IPAB provides an important backstop to the other cost control measures in the Affordable Care Act (ACA).  The ACA trims payments to health care providers under Medicare’s current payment mechanisms.  It also begins to restructure the health care payment and delivery system to stop paying providers for more visits or procedures and begin rewarding effective, high-value health care.  Only if these first two approaches do not hold the growth of Medicare spending to specified targets will the IPAB process be triggered.

The Congressional Budget Office (CBO) projects that the ACA’s reductions in Medicare payment rates will produce most or all of the savings needed to meet the law’s spending targets and that IPAB recommendations will not be needed during the next decade.  However, CBO expects that the IPAB mechanism will generate savings in some later years.

Critics charge that IPAB will ration health care, but that’s false.  The ACA specifically prohibits the board from rationing health care, raising Medicare’s premiums or cost sharing, cutting benefits, or restricting eligibility.  It must focus exclusively on proposals that achieve savings in the payment and delivery of health care services.

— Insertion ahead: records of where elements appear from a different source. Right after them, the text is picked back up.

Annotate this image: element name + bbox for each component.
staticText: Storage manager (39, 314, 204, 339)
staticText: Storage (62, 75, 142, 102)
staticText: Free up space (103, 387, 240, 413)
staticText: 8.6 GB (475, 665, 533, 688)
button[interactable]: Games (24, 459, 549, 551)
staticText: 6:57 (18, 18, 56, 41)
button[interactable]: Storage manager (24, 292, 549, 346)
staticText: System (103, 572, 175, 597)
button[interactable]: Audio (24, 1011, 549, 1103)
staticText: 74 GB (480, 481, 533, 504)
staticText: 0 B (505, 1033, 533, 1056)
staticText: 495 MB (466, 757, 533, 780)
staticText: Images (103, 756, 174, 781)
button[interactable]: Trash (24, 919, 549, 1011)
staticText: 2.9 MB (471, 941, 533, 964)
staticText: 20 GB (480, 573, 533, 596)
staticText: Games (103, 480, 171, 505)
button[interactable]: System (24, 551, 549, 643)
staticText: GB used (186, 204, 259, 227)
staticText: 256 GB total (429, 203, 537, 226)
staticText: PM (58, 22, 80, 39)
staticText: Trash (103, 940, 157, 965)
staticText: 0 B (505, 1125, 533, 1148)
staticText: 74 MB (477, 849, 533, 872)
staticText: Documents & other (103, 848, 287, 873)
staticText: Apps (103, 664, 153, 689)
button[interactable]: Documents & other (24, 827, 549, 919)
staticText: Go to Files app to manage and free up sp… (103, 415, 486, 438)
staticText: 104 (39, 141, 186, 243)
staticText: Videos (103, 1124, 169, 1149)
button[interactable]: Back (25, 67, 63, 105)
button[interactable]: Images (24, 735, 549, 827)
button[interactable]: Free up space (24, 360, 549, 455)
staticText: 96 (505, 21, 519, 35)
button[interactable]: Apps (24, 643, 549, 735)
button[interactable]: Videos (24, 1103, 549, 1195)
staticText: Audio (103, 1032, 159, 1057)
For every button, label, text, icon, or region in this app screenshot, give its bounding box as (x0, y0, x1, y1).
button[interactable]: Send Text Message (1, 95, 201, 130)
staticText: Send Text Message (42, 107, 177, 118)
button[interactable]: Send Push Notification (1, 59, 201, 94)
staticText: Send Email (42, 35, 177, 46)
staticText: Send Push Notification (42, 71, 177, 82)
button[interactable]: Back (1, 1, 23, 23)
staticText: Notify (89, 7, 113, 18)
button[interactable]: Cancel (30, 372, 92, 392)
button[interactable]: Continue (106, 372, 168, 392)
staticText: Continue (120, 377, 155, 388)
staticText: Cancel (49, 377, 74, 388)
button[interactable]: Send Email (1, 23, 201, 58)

If Congress repeals IPAB, the alternatives could prove far worse for Medicare beneficiaries.  Congress would more likely consider shifting significant costs to beneficiaries, such as by sharply increasing premiums and raising the eligibility age.

Most important, repealing IPAB would fuel efforts to replace Medicare’s guarantee of health coverage with premium support — a fixed payment, or voucher, that beneficiaries would use to help them buy private health insurance or traditional Medicare.  This arrangement would achieve budgetary savings by limiting the amount of the voucher.  As a result, most beneficiaries, particularly those who are older and sicker and remain in traditional Medicare, would face higher premiums and more total out-of-pocket spending.

Premium support would also substantially reduce enrollment in traditional Medicare, dilute its market power, and deny Medicare much of its ability to serve as a leader in controlling health care costs.